31 mei


Leven door geloof, is gericht op de dingen die men NIET ziet. Gods zegt in 2 Korinthe 4:18 tot ons die in Christus Jezus geloven: “Dewijl wij niet aanmerken de dingen, die men ziet, maar de dingen, die men niet ziet; want de dingen, die men ziet, zijn tijdelijk, maar de dingen, die men niet ziet, zijn eeuwig”. Sprekende over het geloofsleven wordt er van Mozes gezegd in Hebreeën 11:27: “Door het geloof heeft hij Egypte verlaten, niet vrezende den toorn des konings; want hij hield zich vast, als ziende den Onzienlijke”. Mozes zag dus in geloof op zijn God en zo ontving hij kracht om standvastig te zijn. Gods Geest vermaant ons in Hebreeën 12:2: “Ziende op den oversten Leidsman en Voleinder des geloofs, Jezus, Dewelke, voor de vreugde, die Hem voorgesteld was, het kruis heeft verdragen, en schande veracht, en is gezeten aan de rechterhand des troons van God”.

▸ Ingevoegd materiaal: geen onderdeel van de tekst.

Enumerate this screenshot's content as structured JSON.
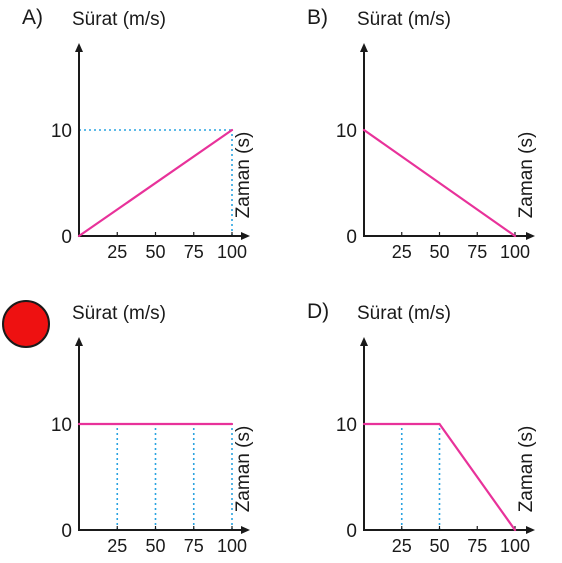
{
  "colors": {
    "line": "#e8329a",
    "guide": "#2aa3e0",
    "axis": "#1a1a1a",
    "marker_fill": "#ee1111",
    "marker_stroke": "#1a1a1a"
  },
  "chart_data": [
    {
      "option_label": "A)",
      "type": "line",
      "ylabel": "Sürat (m/s)",
      "xlabel": "Zaman (s)",
      "xticks": [
        "25",
        "50",
        "75",
        "100"
      ],
      "yticks": [
        "0",
        "10"
      ],
      "xlim": [
        0,
        100
      ],
      "ylim": [
        0,
        10
      ],
      "points": [
        [
          0,
          0
        ],
        [
          100,
          10
        ]
      ],
      "guides": [
        {
          "from": [
            0,
            10
          ],
          "to": [
            100,
            10
          ]
        },
        {
          "from": [
            100,
            0
          ],
          "to": [
            100,
            10
          ]
        }
      ]
    },
    {
      "option_label": "B)",
      "type": "line",
      "ylabel": "Sürat (m/s)",
      "xlabel": "Zaman (s)",
      "xticks": [
        "25",
        "50",
        "75",
        "100"
      ],
      "yticks": [
        "0",
        "10"
      ],
      "xlim": [
        0,
        100
      ],
      "ylim": [
        0,
        10
      ],
      "points": [
        [
          0,
          10
        ],
        [
          100,
          0
        ]
      ],
      "guides": []
    },
    {
      "option_label": "",
      "selected_marker": true,
      "type": "line",
      "ylabel": "Sürat (m/s)",
      "xlabel": "Zaman (s)",
      "xticks": [
        "25",
        "50",
        "75",
        "100"
      ],
      "yticks": [
        "0",
        "10"
      ],
      "xlim": [
        0,
        100
      ],
      "ylim": [
        0,
        10
      ],
      "points": [
        [
          0,
          10
        ],
        [
          100,
          10
        ]
      ],
      "guides": [
        {
          "from": [
            25,
            0
          ],
          "to": [
            25,
            10
          ]
        },
        {
          "from": [
            50,
            0
          ],
          "to": [
            50,
            10
          ]
        },
        {
          "from": [
            75,
            0
          ],
          "to": [
            75,
            10
          ]
        },
        {
          "from": [
            100,
            0
          ],
          "to": [
            100,
            10
          ]
        }
      ]
    },
    {
      "option_label": "D)",
      "type": "line",
      "ylabel": "Sürat (m/s)",
      "xlabel": "Zaman (s)",
      "xticks": [
        "25",
        "50",
        "75",
        "100"
      ],
      "yticks": [
        "0",
        "10"
      ],
      "xlim": [
        0,
        100
      ],
      "ylim": [
        0,
        10
      ],
      "points": [
        [
          0,
          10
        ],
        [
          50,
          10
        ],
        [
          100,
          0
        ]
      ],
      "guides": [
        {
          "from": [
            25,
            0
          ],
          "to": [
            25,
            10
          ]
        },
        {
          "from": [
            50,
            0
          ],
          "to": [
            50,
            10
          ]
        }
      ]
    }
  ]
}
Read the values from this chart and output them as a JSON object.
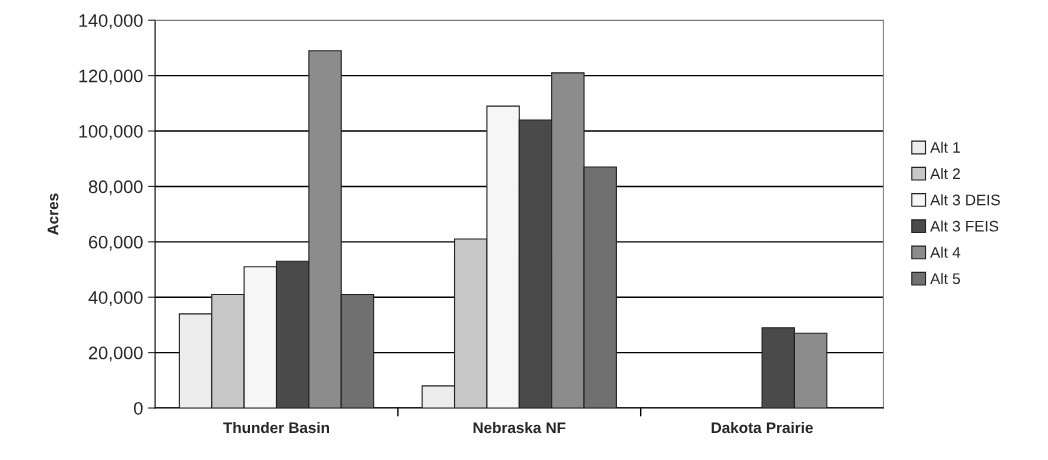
{
  "chart_data": {
    "type": "bar",
    "ylabel": "Acres",
    "categories": [
      "Thunder Basin",
      "Nebraska NF",
      "Dakota Prairie"
    ],
    "series": [
      {
        "name": "Alt 1",
        "color": "#ececec",
        "values": [
          34000,
          8000,
          null
        ]
      },
      {
        "name": "Alt 2",
        "color": "#c8c8c8",
        "values": [
          41000,
          61000,
          null
        ]
      },
      {
        "name": "Alt 3 DEIS",
        "color": "#f6f6f6",
        "values": [
          51000,
          109000,
          null
        ]
      },
      {
        "name": "Alt 3 FEIS",
        "color": "#4a4a4a",
        "values": [
          53000,
          104000,
          29000
        ]
      },
      {
        "name": "Alt 4",
        "color": "#8c8c8c",
        "values": [
          129000,
          121000,
          27000
        ]
      },
      {
        "name": "Alt 5",
        "color": "#707070",
        "values": [
          41000,
          87000,
          null
        ]
      }
    ],
    "ylim": [
      0,
      140000
    ],
    "yticks": [
      {
        "value": 0,
        "label": "0"
      },
      {
        "value": 20000,
        "label": "20,000"
      },
      {
        "value": 40000,
        "label": "40,000"
      },
      {
        "value": 60000,
        "label": "60,000"
      },
      {
        "value": 80000,
        "label": "80,000"
      },
      {
        "value": 100000,
        "label": "100,000"
      },
      {
        "value": 120000,
        "label": "120,000"
      },
      {
        "value": 140000,
        "label": "140,000"
      }
    ],
    "grid": "y",
    "legend": "right"
  }
}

Leven door geloof, zoals God dat van ons vraagt, is dus ons geloofsoog richten op Jezus Christus, onze Heer. Hij is het Voorwerp van ons geloof. In geloof zien wij Hem, de opgestane Heer, zittend aan Gods rechterhand in de Hoogste (Hebreeën 1:3). In Éfeze 2:6 maakt Gods Woord ons bekend met het heerlijke feit, dat wij met Christus zijn opgewekt en mede een plaats hebben in de hemel in Christus Jezus. We kunnen deze waarheden niet voelen of met onze ogen zien. Zij zijn geestelijk en onzichtbaar, ze zijn eeuwig. Daarom kan geloofsleven van een kind van God nooit gericht zijn op de dingen van hemzelf of van de wereld. Als dat wel het geval is, is het geen geloofsleven in de Bijbelse zin. Zoekt de dingen die BOVEN zijn, NIET die op de aarde zijn, lezen we in Kolossensen 3:1-2. Boven waar Christus is. In Hem ligt het doel van ons geloof. In Christus Jezus zijn wij hemelburgers geworden en huisgenoten van God. Deze wereld ligt in de boze (1 Johannes 5:19), we horen er niet meer bij. Leven door geloof is: “NIET zien op het zichtbare”; het is geestelijk leven. Het is gericht op een Persoon, op Christus de Heer. Hij moet het doel van het geloofsleven zijn, Hem te behagen het verlangen van ons hart.